Czech police have decided to target the funding of extreme right-wing parties in order to weaken them and hasten their destruction, the daily Lidové noviny reported on Saturday, citing a top ministry of interior source. The paper says recent evidence suggests that the parties are well funded. It gives the example of the recruitment of high profile lawyers to protect their interests. Police swooped on a series of extremist leaders in the summer, many of them organisers of concerts used as recruiting grounds. The paper points out that worries that one of the highest profile parties, the Workers’ Party could get more than 1.5 percent in elections to the lower house next year. That would give it the right to 7.0 million crowns in state funding. The government has tabled a proposal to ban the party.
The extremist Czech Workers’ Party has complained that it did not receive details of a government proposal to disband it because the letter was held up with the post office and they were not even told about it. The government launched a second attempt to ban the party after its first attempt failed because it failed to muster a convincing case. The Ministry of Interior has described this as a priority. The Workers’ Party originally had until November 15 to comment on the government’s plans but party leader Tomáš Vandas said on Thursday that he wanted this extended by around two weeks. He said the main reason was the thickness of the 80-page proposal.
An advertising campaign in which mostly Roma manual workers have been wearing t-shirts with the slogan “I should have learned better” has created controversy. The campaign launched in cooperation with a building company has been used on the streets of Prague to promote an educational website. The advertising company that came up with the idea says that it is based on the traditional warning that if you do not work hard in school you will end up with a shovel in your hands. But some heads of schools have said that the campaign is on the borderline of good taste and perhaps goes beyond it. Czech Minister for Minorities and Human Rights Michael Kocáb described the campaign as disgraceful.
Police in the West Bohemian town of Most have charged four members of the far-right Workers’ Party on suspicion of violent crimes. Three were arrested in a case in which officers pursuing noise complaints after a Neo-Nazi march in August were ambushed by a group of six young people. The fourth is charged with riotous conduct after attacking to a cameraman from a civic society who was filming a Workers’ Party event in November of last year. If convicted the attackers face up to five years imprisonment.
The Freedom Train commemorating the escape of thousands of East Germans to West Germany via Prague in the autumn of 1989, arrived in the Czech capital on Wednesday. September 30 marks 20 years since thousands of refugees, camping on the premises of West German embassy in Prague, were allowed to emigrate to the West. The Freedom Train will leave for Bavaria on Thursday retracing the historic journey, with a group of former East German refugees.

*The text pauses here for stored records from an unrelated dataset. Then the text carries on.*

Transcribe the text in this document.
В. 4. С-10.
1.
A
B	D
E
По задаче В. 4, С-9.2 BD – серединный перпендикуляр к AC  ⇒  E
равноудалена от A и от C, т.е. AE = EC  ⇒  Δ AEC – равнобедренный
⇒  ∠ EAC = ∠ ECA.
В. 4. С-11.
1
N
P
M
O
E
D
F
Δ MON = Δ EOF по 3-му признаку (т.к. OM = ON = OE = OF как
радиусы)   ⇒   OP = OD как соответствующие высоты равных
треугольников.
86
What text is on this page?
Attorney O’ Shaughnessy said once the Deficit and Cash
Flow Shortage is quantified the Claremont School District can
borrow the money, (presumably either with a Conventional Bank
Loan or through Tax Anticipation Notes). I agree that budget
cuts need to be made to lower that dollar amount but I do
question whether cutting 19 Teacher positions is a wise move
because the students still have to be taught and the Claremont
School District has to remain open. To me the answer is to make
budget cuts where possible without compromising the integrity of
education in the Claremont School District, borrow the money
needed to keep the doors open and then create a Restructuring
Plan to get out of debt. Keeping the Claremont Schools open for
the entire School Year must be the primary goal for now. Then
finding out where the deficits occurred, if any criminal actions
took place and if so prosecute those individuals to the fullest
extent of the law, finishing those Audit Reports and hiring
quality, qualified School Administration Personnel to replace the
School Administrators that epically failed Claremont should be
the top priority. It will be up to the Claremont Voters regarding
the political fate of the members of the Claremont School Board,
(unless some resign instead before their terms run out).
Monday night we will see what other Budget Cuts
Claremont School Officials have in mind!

The government has filed a proposal for the banning of the extreme-right Workers’ Party with the Supreme Administrative Court. The court’s spokesman, Michal Lovritš, said it would deal with the proposal on September 30. The previous government made a proposal to the same end earlier this year, however it was dismissed by the court on the grounds that it was poorly prepared and did not include the necessary evidence. Both the police and the Czech intelligence agency BIS consider the party an extremist organisation of right-wing radicals.
Nine people have been charged in South Bohemia with violations of anti-fascism laws after police found video recordings in their possession in which they were using Nazi slogans. According to Czech Television the case is indirectly related to the attempted murder of a young man who was stabbed in the area last year after admonishing a group of extremists giving the Nazi salute. Police investigating the attack found the recordings on confiscated computers. If convicted the suspects face up to five years in prison.
After seven years of increases in the birth-rate, there was a fall in the number of children born in the Czech Republic in the first half of 2009. According to official figures released on Friday, 58,000 babies were born between the start of January and the end of June, 1,600 fewer than in the same period last year. The total population of the Czech Republic grew by over 20,000 to just under 10.5 million in the first half of 2009.
Police have charged one person with defamation and hate crimes over election commercials run by a right-wing extremist party on Czech Television earlier this year. The commercial, which offered a “final solution to the Gypsy question” ahead of elections to the European Parliament in May, was broadcast once on Czech Television before it was pulled and criminal charges were filed against the party. The accused faces from six months to three years of prison if convicted.
The Romani civic association Sdružení has endorsed the re-election of Chomutov mayor Ivana Řápková. The association’s chairman, František Kolář, said that as a Romani himself and someone who has been dealing with Romani issues his whole life, he identifies completely with the mayor’s objectives. Ms Řápková, a member of the Civic Democratic Party, sparked a high-profile row with Human Rights Minister Michael Kocáb earlier this year after implementing a controversial system of debt reclamation, sending collectors after defaulters immediately after they receive state benefits. The Sdružení association’s chairman has also appeared on billboards reading “Less Kocábs and more Řápákovás”.